To identify taxa that differed significantly in abundance between groups PD and HC, Analysis of Composition of Microbiomes with Bias Correction (ANCOM-BC)103 was used, addressing challenges of compositionality, study difference, and sampling bias. For clearer representation, we constructed a cladogram showing phylogenetic relationships and abundance variations. MetaDE module of MetaOmics38 was then utilized performing a meta-analysis from the five studies with the random-effects model (REM)104. OTUs with false discovery rate (FDR) values below 0.05 were identified as significantly different, and the detected bacteria were classified using the NCBI Nucleotide BLAST, achieving approximately 97% identity and 100% coverage by rRNA/ITS database105. Another mapping was conducted to map the identified OTUs to the GABA-producing and GABA-consuming species presented in the work of Strandwitz et al.16; for this purpose, we applied BLAST with 100% coverage and at least 99% sequence identity. Then, to further assess the correlation between the GABA producers and consumers, in particular those that have been identified to be significant, we performed a linear model using the (linear model) lm function from the stats package106, coupled with Mann-Whitney U test96.

Functional prediction

The metabolic and functional capabilities of the microbial communities were inferred through functional prediction using Tax4Fun function from themetagenomics package107. In addition, STAMP (Statistical Analysis of Metagenomic Profiles) was employed108 to conduct statistical hypothesis tests and generate visual comparisons of taxonomic and functional profiles between PD and HC. For this comparison, we applied Welch’s t-test, with alpha of 0.05 and an effect size of >0.1. To further explore the metabolic potential, the Kyoto Encyclopedia of Genes and Genomes (KEGG) database109 was used to determine the relevant pathways. Moreover, another pathway association analysis was conducted using MicrobiomeAnalyst110 to draw more connections between microbial functions.

Machine learning

Machine learning techniques were employed to build a robust predictive model. The data used in this investigation were pre-processed using significant taxa across taxonomy level, and available metadata, namely the center name, city, and instrument.

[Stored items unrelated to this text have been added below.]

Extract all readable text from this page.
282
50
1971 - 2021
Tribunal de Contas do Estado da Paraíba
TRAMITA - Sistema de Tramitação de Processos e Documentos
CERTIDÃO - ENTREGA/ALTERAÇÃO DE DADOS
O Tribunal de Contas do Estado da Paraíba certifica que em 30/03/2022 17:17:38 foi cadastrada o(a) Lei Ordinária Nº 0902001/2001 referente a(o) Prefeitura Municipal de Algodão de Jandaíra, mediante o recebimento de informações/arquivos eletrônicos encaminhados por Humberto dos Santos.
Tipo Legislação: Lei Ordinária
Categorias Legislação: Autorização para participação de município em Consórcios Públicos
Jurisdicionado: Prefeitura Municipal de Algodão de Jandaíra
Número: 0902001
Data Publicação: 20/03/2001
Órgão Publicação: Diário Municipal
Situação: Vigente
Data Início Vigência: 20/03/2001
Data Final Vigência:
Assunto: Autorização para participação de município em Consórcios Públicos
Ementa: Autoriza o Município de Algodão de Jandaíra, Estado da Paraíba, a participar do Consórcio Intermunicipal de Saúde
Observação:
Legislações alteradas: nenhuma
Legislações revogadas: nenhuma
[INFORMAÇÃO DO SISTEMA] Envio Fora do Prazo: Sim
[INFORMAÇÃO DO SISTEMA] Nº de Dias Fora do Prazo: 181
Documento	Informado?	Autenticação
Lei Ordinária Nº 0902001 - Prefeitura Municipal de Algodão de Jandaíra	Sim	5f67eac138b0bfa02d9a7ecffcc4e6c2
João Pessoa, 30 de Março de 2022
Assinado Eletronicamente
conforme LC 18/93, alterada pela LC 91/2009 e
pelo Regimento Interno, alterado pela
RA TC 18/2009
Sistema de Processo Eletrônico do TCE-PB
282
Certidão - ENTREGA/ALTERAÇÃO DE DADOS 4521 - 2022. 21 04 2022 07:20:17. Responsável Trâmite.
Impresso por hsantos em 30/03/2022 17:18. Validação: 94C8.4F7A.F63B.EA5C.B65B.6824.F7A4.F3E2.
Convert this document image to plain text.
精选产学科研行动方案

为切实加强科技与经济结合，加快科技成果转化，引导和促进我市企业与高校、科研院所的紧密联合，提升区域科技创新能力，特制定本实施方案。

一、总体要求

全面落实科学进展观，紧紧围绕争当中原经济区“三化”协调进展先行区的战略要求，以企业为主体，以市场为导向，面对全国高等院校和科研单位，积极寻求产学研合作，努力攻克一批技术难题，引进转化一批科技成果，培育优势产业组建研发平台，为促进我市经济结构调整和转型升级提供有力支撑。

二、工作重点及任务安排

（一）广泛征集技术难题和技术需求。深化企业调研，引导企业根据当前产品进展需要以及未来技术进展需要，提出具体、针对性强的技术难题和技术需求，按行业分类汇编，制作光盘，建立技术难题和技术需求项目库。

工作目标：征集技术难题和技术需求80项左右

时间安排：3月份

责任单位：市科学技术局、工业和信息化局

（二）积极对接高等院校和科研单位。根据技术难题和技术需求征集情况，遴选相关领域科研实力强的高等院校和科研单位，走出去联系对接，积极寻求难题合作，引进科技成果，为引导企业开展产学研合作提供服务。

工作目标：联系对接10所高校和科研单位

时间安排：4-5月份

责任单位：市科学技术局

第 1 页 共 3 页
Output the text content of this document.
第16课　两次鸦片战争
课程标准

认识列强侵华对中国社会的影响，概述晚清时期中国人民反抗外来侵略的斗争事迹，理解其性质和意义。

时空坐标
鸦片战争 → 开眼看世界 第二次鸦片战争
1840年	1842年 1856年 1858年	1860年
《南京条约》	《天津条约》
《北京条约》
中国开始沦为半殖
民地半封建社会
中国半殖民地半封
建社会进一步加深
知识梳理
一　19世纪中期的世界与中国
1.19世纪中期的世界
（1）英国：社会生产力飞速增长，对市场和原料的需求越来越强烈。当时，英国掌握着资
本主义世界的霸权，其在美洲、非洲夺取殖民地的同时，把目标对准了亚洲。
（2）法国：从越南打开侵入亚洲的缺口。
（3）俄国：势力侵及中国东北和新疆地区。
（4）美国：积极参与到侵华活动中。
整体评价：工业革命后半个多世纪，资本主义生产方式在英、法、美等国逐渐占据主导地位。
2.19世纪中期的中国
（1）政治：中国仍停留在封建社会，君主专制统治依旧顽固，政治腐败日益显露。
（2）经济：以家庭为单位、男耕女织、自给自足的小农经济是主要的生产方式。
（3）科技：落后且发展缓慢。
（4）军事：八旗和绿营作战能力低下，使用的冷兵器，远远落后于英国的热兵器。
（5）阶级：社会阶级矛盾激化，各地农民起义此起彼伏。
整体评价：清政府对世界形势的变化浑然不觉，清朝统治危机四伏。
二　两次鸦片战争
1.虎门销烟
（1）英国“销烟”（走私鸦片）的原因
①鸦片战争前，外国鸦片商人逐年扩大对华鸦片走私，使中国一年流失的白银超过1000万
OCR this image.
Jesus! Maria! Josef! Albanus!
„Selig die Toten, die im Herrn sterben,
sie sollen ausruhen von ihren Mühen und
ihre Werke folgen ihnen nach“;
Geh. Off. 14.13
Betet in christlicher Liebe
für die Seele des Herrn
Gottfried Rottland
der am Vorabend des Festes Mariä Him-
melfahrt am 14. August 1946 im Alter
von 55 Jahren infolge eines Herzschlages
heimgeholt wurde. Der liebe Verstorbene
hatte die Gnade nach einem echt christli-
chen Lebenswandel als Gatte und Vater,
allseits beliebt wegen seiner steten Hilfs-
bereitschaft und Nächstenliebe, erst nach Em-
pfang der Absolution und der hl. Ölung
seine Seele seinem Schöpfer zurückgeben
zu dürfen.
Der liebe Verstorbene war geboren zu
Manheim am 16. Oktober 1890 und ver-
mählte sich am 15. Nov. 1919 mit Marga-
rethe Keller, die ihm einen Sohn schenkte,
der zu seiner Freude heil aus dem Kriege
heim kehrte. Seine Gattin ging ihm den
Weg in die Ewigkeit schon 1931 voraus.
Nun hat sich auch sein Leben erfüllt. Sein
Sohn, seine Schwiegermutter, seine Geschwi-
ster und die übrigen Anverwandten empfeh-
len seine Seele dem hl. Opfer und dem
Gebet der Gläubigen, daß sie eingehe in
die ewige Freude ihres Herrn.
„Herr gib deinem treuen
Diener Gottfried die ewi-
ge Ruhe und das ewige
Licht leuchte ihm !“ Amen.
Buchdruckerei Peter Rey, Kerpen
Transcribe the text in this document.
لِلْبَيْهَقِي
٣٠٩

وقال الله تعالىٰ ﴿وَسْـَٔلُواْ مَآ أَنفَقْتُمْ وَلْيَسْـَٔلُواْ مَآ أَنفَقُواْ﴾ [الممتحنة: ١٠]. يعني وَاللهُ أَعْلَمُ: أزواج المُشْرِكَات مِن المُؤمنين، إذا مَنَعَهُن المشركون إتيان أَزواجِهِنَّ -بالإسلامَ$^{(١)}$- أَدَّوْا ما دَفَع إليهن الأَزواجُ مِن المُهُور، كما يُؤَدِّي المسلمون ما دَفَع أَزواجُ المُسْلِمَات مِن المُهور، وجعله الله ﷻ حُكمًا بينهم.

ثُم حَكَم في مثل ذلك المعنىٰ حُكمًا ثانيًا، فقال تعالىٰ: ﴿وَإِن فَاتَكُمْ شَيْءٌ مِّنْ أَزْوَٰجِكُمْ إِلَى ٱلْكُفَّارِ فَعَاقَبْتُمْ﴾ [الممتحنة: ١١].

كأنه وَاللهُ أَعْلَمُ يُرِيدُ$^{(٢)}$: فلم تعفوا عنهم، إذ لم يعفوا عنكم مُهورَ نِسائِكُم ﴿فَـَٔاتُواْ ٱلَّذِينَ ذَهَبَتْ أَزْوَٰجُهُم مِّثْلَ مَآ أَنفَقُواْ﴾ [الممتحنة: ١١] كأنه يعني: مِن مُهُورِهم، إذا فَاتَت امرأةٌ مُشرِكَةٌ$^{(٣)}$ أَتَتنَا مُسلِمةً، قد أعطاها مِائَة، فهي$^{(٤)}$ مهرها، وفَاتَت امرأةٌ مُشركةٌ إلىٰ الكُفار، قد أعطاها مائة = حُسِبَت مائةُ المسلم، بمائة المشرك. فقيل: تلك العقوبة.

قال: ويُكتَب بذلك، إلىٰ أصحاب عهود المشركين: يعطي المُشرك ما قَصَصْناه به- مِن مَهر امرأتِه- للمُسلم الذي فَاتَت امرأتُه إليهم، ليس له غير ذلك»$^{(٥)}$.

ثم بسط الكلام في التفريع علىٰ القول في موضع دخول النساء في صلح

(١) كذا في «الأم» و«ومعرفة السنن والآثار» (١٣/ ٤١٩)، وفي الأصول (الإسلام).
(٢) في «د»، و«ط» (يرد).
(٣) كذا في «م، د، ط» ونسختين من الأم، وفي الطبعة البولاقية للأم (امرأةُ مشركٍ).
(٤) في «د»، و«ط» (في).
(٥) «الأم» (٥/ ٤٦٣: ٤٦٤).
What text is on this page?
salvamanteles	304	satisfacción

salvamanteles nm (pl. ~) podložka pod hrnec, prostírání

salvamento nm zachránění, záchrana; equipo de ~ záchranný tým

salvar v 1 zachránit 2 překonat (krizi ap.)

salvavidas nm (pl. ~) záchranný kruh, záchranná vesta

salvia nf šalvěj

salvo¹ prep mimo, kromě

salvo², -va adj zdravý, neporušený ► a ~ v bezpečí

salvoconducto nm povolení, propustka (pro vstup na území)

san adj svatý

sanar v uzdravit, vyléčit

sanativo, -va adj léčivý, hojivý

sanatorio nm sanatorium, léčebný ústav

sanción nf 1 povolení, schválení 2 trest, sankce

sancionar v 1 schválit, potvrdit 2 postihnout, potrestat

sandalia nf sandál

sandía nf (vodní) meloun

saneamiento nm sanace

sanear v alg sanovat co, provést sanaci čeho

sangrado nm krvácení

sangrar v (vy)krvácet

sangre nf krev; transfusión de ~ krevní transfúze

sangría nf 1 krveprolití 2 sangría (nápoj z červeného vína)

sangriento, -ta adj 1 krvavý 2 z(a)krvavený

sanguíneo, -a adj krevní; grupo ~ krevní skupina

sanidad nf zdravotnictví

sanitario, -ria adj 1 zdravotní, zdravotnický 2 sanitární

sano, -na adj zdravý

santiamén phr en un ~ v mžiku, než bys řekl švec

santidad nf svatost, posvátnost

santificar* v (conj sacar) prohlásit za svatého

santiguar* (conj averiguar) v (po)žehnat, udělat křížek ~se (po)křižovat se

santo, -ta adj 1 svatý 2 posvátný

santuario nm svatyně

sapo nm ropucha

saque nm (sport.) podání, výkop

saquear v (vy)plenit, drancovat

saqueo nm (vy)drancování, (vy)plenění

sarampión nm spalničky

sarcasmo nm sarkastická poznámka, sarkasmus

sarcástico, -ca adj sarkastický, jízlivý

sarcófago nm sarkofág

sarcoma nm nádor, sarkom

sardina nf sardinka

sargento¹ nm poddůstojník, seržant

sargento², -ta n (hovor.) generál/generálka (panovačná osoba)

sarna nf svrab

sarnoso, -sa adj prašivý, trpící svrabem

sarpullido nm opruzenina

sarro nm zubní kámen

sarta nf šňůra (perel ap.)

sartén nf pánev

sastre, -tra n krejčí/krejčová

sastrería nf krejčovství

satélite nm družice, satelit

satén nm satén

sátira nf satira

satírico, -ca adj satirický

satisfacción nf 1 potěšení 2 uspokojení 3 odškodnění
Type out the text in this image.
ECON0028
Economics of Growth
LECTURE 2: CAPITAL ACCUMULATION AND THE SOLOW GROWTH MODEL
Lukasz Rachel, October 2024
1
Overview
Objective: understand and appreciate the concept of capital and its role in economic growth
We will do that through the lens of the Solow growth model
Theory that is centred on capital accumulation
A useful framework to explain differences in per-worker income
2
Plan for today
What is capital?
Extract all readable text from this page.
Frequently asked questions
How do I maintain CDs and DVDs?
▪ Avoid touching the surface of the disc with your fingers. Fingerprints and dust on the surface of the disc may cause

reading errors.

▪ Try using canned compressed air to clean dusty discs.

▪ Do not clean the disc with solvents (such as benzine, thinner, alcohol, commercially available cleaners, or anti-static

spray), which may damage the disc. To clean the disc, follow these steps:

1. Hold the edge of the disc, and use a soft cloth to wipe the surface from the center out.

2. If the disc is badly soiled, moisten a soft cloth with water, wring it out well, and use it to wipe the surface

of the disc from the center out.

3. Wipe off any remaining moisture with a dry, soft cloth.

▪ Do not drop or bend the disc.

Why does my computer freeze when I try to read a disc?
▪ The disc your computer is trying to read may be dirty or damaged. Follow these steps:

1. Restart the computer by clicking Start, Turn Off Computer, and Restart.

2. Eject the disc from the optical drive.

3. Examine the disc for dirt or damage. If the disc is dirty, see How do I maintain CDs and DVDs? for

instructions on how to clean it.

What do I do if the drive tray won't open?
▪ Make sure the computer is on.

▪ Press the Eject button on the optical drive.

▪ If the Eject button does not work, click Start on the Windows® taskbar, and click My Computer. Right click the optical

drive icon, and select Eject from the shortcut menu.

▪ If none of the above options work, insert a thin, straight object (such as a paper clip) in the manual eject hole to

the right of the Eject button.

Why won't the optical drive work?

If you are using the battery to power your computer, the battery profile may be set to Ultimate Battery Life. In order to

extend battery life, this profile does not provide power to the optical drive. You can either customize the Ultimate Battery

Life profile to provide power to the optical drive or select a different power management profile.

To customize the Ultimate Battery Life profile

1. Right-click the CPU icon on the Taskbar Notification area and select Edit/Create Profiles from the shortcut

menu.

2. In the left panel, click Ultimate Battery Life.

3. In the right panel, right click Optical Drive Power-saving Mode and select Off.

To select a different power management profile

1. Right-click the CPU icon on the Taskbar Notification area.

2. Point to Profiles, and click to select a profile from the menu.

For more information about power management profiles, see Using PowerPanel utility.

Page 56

Prior to model training, categorical features were encoded with label encoding and one-hot encoding. A correlation matrix was computed, and features with a correlation > 0.1 were selected. The dataset was divided into two sets: training (80%), and testing (20%), with a random state of 50. Several machine learning models were compared, including Random Forest, XGBoost, and Decision tree111,112,113. The XGBoost classifier was selected due to its efficacy and robustness. Then it was initialized using grid search with the following hyperparameters: number of estimators set to 50, maximum depth at 3, column sample by tree and subsample at 0.6, use label encoder at False, and learning rate at 0.1. To avoid overfitting, the lasso regularization parameter set to 0.9 and the rigid regularization parameter set to 0.6.